I know when I am being purposely ignored, and this was it. In fact, I’ve been ignored by experts – just ask any of their ex-husbands. There I was, ready to drop over $4,000 on the spot after I got a couple of questions answered, but to the employees of this Apple Store, The Old Lady wasn’t worth the time or effort. I refused to go up and beg for help, when the result would be getting patronized by a Salesdude younger than my son.
I gathered the tattered shreds of my dignity and walked out.
I’ve heard similar stories from other friends, all about how too many people in the US can’t see past how long you’ve been on this planet. Older doesn’t mean poor or old-fashioned. Older doesn’t automatically turn people invisible. The current culture of Youth Worship permeating retail and consumer electonics industries is ignoring a very large, and very wealthy group of people who are ready to buy. Those of us in the over 50 group should be a very sought-after demographic if you look at the numbers, but in many cases, we aren’t. Our kids are grown and off the payroll, we’ve had careers, and we have money to spend. What’s not to love?
Too many negative assumptions are made based upon a person’s age. In the Apple Store, I could tell the assumption about me was ‘a silly mom who is going to ask stupid questions and not understand anything I say’. Bucko, I have news for you – it doesn’t work that way in real life. I’ve been a corporate executive dealing with stuff way more intricate than this, and your mother probably knows a lot more about technology than you think.
It wasn’t just me getting this treatment. While I waited for someone to acknowledge me, I saw another Apple salesdude helping a woman about my age and her 18 year old son as they were looking for laptops for college. The salesdude only talked to the son, and completely ignored the mother, who looked pretty frustrated at the treatment. Why don’t they train these people that the mom is the one who’s paying for the laptop, not the teen? She soon told her son they were leaving and they walked out. Straight across the mall to the Windows Store. Good for you, lady.

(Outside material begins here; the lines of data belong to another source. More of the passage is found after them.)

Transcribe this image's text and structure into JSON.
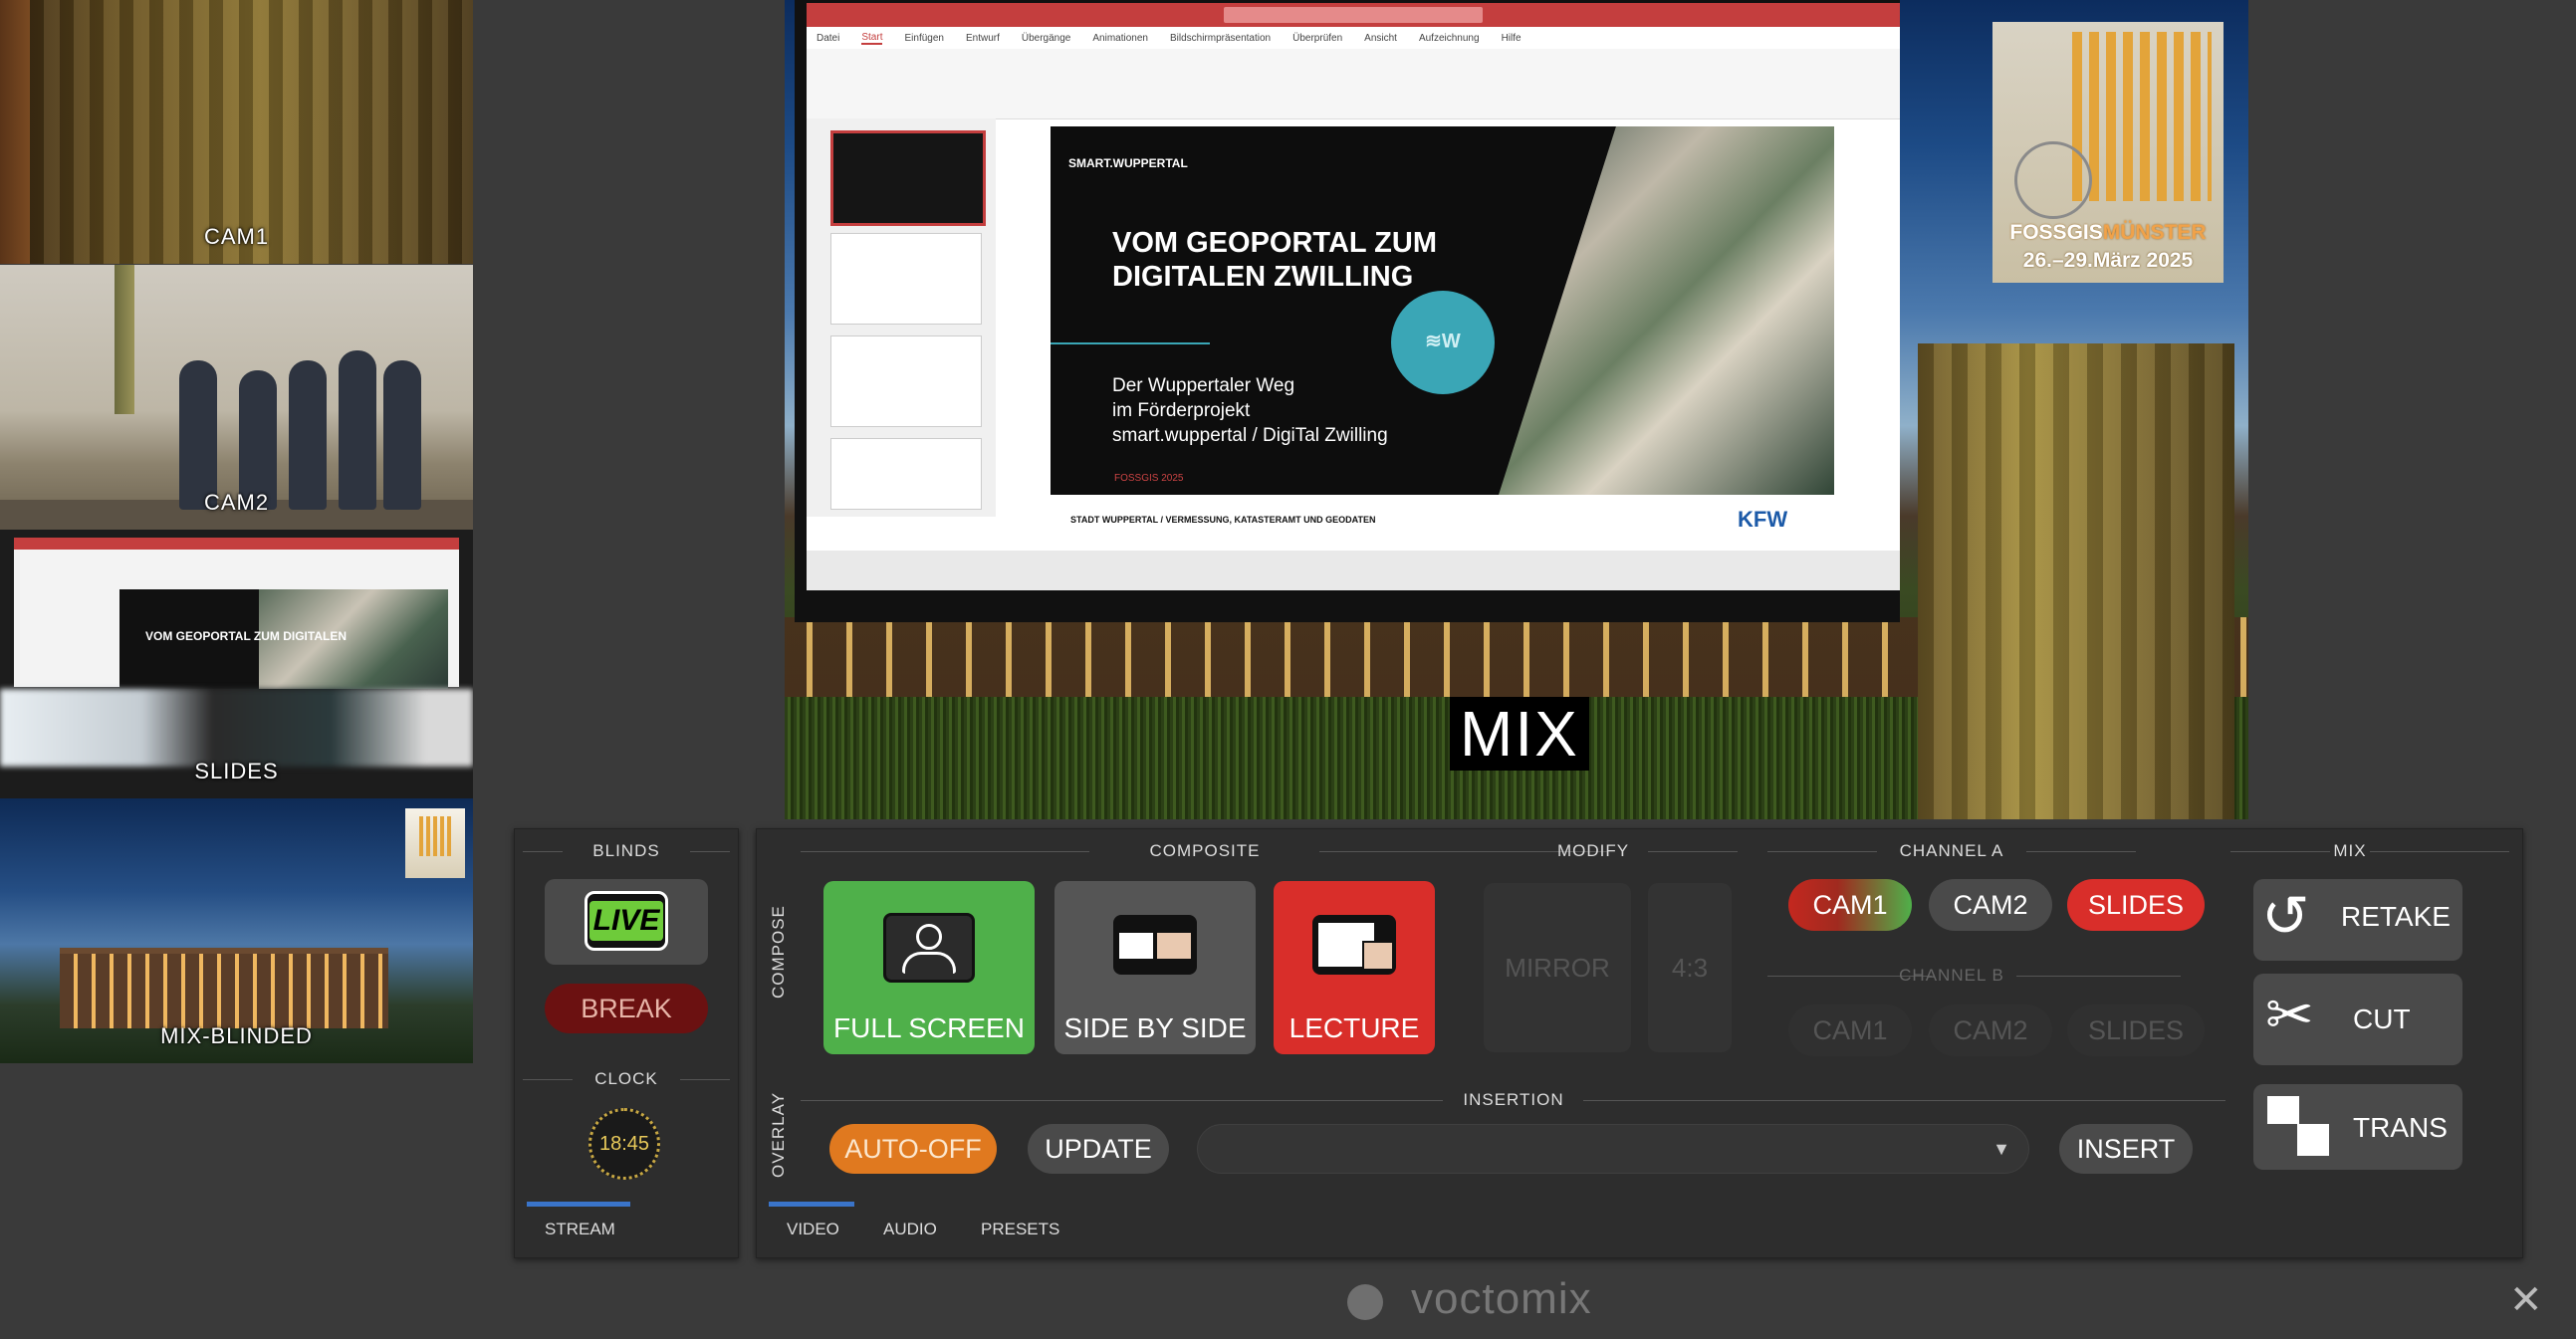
{
  "previews": {
    "cam1": "CAM1",
    "cam2": "CAM2",
    "slides": "SLIDES",
    "mix_blinded": "MIX-BLINDED"
  },
  "program": {
    "mix_label": "MIX",
    "slide": {
      "brand": "SMART.WUPPERTAL",
      "title": "VOM GEOPORTAL ZUM DIGITALEN ZWILLING",
      "subtitle_1": "Der Wuppertaler Weg",
      "subtitle_2": "im Förderprojekt",
      "subtitle_3": "smart.wuppertal / DigiTal Zwilling",
      "conference": "FOSSGIS 2025",
      "circle_logo": "≋W",
      "footer": "STADT WUPPERTAL / VERMESSUNG, KATASTERAMT UND GEODATEN",
      "footer_logo": "KFW",
      "thumbnail_text": "VOM GEOPORTAL ZUM DIGITALEN"
    },
    "ppt_tabs": [
      "Datei",
      "Start",
      "Einfügen",
      "Entwurf",
      "Übergänge",
      "Animationen",
      "Bildschirmpräsentation",
      "Überprüfen",
      "Ansicht",
      "Aufzeichnung",
      "Hilfe"
    ],
    "event_logo": {
      "line1_a": "FOSSGIS",
      "line1_b": "MÜNSTER",
      "line2": "26.–29.März 2025"
    }
  },
  "blinds": {
    "title": "BLINDS",
    "live_label": "LIVE",
    "break_label": "BREAK",
    "clock_title": "CLOCK",
    "clock_time": "18:45",
    "stream_tab": "STREAM"
  },
  "composite": {
    "title": "COMPOSITE",
    "vertical_label": "COMPOSE",
    "buttons": [
      "FULL SCREEN",
      "SIDE BY SIDE",
      "LECTURE"
    ]
  },
  "modify": {
    "title": "MODIFY",
    "mirror": "MIRROR",
    "aspect": "4:3"
  },
  "channel_a": {
    "title": "CHANNEL A",
    "buttons": [
      "CAM1",
      "CAM2",
      "SLIDES"
    ]
  },
  "channel_b": {
    "title": "CHANNEL B",
    "buttons": [
      "CAM1",
      "CAM2",
      "SLIDES"
    ]
  },
  "mix": {
    "title": "MIX",
    "retake": "RETAKE",
    "cut": "CUT",
    "trans": "TRANS"
  },
  "overlay": {
    "vertical_label": "OVERLAY",
    "insertion_title": "INSERTION",
    "auto_off": "AUTO-OFF",
    "update": "UPDATE",
    "insert": "INSERT",
    "dropdown_value": ""
  },
  "tabs": [
    "VIDEO",
    "AUDIO",
    "PRESETS"
  ],
  "footer": {
    "brand": "voctomix",
    "close": "✕"
  },
  "colors": {
    "green": "#4fb04a",
    "red": "#d92e2a",
    "orange": "#e0791f",
    "tab_accent": "#3a74c9"
  }
}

Successful businesses train their employees to spend their sales calories where they’re going to get the most return. I spent a very long international flight once next to the CEO of a company that sold training programs to luxury brand companies, and in our conversation, I learned a lot about how that industry works, and the importance they place on determining a serious customer from someone who just wants to chat and look important. Smart sales people know their commissions depend on being able to make sales, and sell the expensive stuff, and many make very good livings doing it.
Here’s a case in point: After I left the Apple Store, I went into Nordstrom to pick up something I needed for a social event, and stood by the cash register for less than 30 seconds. A sales associate by the racks took one look at me, and saw the same thing the Apple Salesdude saw – a middle aged lady waiting for assistance. She couldn’t rush over to help me fast enough. I walked out with my purchase, and a business card with her cell phone so she could put something away for me from the upcoming fall collection. Nordstrom built their very considerable business on being able to spot Disposable Income at 50 paces, and they do it well.
I may buy the computer online, but I may not. This experience was so unpleasant, I am going to look at other options. The manager of that Apple Store has a lot to learn. Maybe he or she should walk over to Nordstrom and watch true professionals in action. Or look for another job.